Last month a new group of business school students started an MBA (Master of Business Administration) course. Nothing so very surprising in that, of course – the postgraduate degree focusing on the way business management functions work is often seen as the passport to a senior management position and courses are offered by many academic institutions around the world. The unusual thing in this case is that the qualification these students are doing contains a remanufacturing component. The University of Bradford School of Management’s MBA in Innovation, Enterprise and Circular Economy was launched three years ago, which means the results of the first students to go through the course came through last summer. The distance learning programme combines classic areas of strategy, finance and marketing within a circular economy framework. MBA director Peter Hopkinson explains: “It’s an online MBA, so it is part-time for people in work.

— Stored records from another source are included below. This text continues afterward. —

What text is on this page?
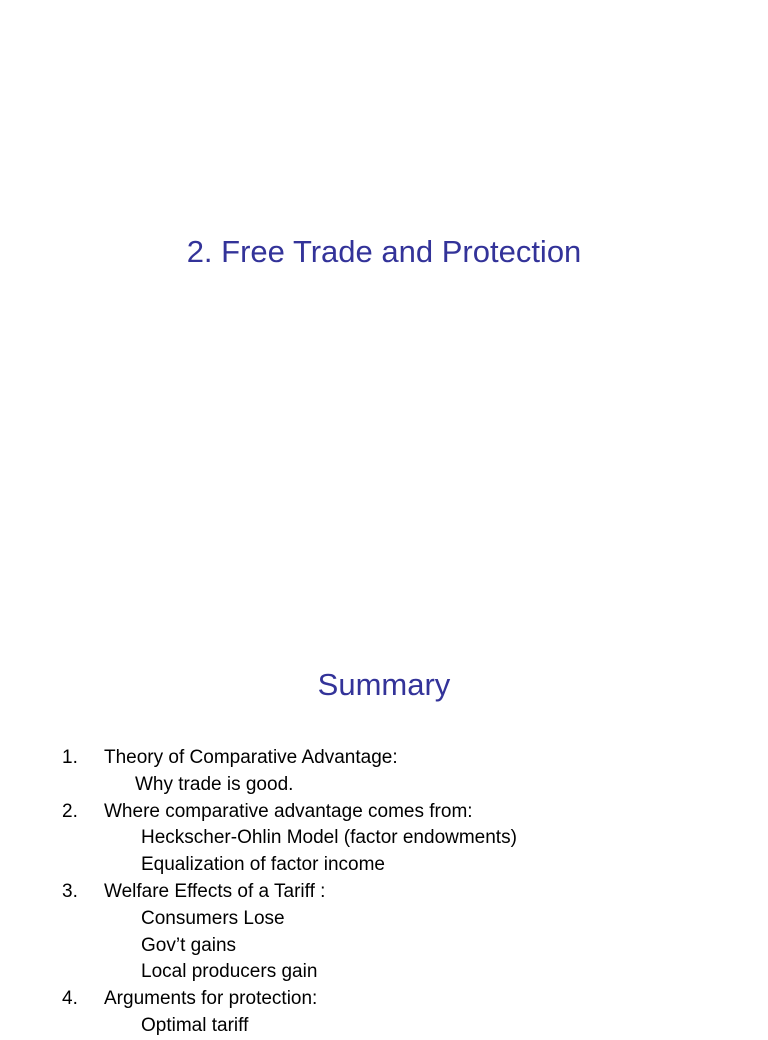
2. Free Trade and Protection
Summary
1. Theory of Comparative Advantage:
Why trade is good.
2. Where comparative advantage comes from:
Heckscher-Ohlin Model (factor endowments)
Equalization of factor income
3. Welfare Effects of a Tariff :
Consumers Lose
Gov’t gains
Local producers gain
4. Arguments for protection:
Optimal tariff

Some students are already involved in reman or in metals recovery or want to move into that area.” The course is a marriage of an existing online MBA run by Bradford, which took in traditional areas such as strategy, marketing, operations and supply – and a specially-created pathway which contains 60 units on the circular economy. “These cover things like business models, energy, materials reserves, innovation and enterprise, and recovery and recirculation of metals,” Hopkinson continues. From aeroplane engines to coffee makers, “we are always exploring successful case studies”.
Ideal scenario
Billed as the world’s first circular economy MBA, remanufacturing runs through the course. “The ideal scenario is reman – but that is not always possible,” Hopkinson says. “We look at a spectrum of approaches and try to present a portfolio of options.” Many people involved in automotive reman began as youngsters – perhaps in family-run businesses – and worked their way up from the shop floor. For many of them, an MBA may not seem like an obvious qualification to attain, but the fact that it is being offered at all indicates that the circular economy is beginning to be better understood. As policy makers and the corporate world wake up to the importance of reman, the course has created a great deal of interest from businesses. Indeed, it was developed in partnership with the Ellen MacArthur Foundation and big groups including Renault, Cisco, communications giant BT, DIY chain B&Q and National Grid. “We do executive education for them, including sessions on reman,” Hopkinson says. The course is continually being updated as reman and the rest of the circular economy moves on – and, Hopkinson concludes, reman is likely to take an even bigger part in the MBA in future as its importance becomes more widely known.